Inflation cooled to 3.1% in January, in part due to the declining prices of goods. Prices for durables fell over 1% year-per-year in the latest inflation report. That alone could help the overall inflation rate to drop back to the Fed's 2% price target later this year, Li said.

"But after goods deflation runs its course, we cannot extrapolate that indefinitely, because that's in part due to pandemic mismatch unwinding," she warned, referring to transitory inflation pressures from the pandemic. "Then some of the structural forces, like persistent wage pressure, could push inflation higher."

Wages and hourly earnings jumped 4.5% in January, the largest increase in pay seen since March 2022. That could easily fuel prices to tread higher, economists have warned, given that wages and prices can perpetuate one another in what's known as a wage-price spiral.

Geopolitical conflict could also push prices higher, Li added. Her view echoes warnings of other prominent Wall Street commentators, who have said that growing tension between US and China, as well as conflict in the Middle East, could end up rocking the US economy.

"We believe that ultimately means inflation will go through a bit of a roller coaster pattern going down, before even [a] rebound next year," she added, pointing to recent hotter-than-expected inflation data.

Market commentators have warned inflation could be "stuck" around 3% given lingering price pressures.

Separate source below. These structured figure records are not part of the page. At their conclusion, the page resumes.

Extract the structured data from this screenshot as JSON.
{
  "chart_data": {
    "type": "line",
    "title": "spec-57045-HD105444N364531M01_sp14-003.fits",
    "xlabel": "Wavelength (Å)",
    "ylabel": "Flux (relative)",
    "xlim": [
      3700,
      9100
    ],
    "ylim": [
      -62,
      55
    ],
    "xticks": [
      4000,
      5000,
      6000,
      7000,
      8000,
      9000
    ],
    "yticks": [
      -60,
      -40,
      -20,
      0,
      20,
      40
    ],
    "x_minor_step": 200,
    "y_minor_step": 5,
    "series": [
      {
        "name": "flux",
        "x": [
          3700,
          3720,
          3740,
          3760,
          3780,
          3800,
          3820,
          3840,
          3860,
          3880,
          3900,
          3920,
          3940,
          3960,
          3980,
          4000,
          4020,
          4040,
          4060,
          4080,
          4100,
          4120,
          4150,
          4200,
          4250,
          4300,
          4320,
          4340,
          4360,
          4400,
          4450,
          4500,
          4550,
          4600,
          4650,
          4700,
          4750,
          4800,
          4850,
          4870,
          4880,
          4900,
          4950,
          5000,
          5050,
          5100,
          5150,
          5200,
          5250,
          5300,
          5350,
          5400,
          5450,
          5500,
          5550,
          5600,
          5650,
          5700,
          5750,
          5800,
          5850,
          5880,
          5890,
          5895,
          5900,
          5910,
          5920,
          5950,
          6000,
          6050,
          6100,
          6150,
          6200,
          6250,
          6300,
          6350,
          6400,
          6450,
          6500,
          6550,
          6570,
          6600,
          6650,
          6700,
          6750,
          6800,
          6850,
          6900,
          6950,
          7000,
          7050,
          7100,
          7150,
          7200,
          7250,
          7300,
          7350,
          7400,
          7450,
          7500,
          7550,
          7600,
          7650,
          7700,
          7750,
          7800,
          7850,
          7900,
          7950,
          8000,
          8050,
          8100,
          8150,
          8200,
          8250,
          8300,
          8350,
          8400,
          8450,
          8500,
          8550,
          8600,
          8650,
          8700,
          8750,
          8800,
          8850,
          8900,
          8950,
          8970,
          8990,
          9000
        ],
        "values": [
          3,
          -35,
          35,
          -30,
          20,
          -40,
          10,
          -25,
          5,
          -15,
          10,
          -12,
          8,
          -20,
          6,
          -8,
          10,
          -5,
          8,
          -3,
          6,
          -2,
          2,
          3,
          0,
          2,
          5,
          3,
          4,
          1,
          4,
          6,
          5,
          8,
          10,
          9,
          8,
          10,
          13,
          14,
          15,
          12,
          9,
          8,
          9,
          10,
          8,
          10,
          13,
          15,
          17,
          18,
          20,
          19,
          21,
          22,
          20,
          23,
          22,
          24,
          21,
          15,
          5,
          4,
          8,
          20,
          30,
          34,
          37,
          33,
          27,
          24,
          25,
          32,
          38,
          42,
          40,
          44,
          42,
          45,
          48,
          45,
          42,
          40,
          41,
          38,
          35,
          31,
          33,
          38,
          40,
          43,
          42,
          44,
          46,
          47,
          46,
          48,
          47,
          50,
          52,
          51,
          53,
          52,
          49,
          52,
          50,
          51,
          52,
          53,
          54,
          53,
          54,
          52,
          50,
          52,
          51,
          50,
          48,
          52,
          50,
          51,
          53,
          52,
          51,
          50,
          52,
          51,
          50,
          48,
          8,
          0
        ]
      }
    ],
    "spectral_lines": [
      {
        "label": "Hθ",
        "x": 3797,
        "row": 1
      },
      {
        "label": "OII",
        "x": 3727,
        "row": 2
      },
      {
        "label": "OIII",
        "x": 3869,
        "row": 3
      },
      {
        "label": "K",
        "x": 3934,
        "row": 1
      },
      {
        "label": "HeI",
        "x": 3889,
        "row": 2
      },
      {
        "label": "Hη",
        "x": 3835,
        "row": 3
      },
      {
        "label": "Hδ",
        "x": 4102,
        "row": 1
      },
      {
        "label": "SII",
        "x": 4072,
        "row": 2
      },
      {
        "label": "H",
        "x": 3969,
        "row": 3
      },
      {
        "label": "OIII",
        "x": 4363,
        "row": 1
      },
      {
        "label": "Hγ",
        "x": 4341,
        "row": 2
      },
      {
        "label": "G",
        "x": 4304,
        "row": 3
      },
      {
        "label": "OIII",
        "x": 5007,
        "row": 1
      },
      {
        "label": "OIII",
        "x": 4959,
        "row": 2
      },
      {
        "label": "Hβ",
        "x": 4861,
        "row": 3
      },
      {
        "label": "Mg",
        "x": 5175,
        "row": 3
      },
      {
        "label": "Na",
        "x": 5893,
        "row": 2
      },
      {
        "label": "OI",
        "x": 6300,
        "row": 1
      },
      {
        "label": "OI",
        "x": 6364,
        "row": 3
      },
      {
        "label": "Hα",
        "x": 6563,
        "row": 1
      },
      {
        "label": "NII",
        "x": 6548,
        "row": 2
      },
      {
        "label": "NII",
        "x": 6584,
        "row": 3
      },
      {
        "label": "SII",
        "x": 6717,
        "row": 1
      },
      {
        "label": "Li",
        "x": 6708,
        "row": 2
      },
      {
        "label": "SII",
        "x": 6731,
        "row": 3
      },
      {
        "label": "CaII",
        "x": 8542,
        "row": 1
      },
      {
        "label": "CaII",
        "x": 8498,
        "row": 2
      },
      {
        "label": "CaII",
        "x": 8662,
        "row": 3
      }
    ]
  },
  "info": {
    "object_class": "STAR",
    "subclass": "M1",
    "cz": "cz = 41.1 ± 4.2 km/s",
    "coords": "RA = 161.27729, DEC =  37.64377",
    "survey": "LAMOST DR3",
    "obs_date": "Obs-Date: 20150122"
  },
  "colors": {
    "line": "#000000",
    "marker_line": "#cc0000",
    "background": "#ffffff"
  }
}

Prices risk soaring higher if the Fed interprets the recent decline in inflation as a green light to cut interest rates too early, "The Big Short" investor Steve Eisman recently warned.

While the Fed has aggressively hiked interest rates to control inflation, the economy still looks hot on the surface: GDP grew 3.2% over the fourth quarter, per the Commerce Department's latest estimate. Meanwhile, core inflation grew 3.9% year-per-year in January, hotter than what economists expected.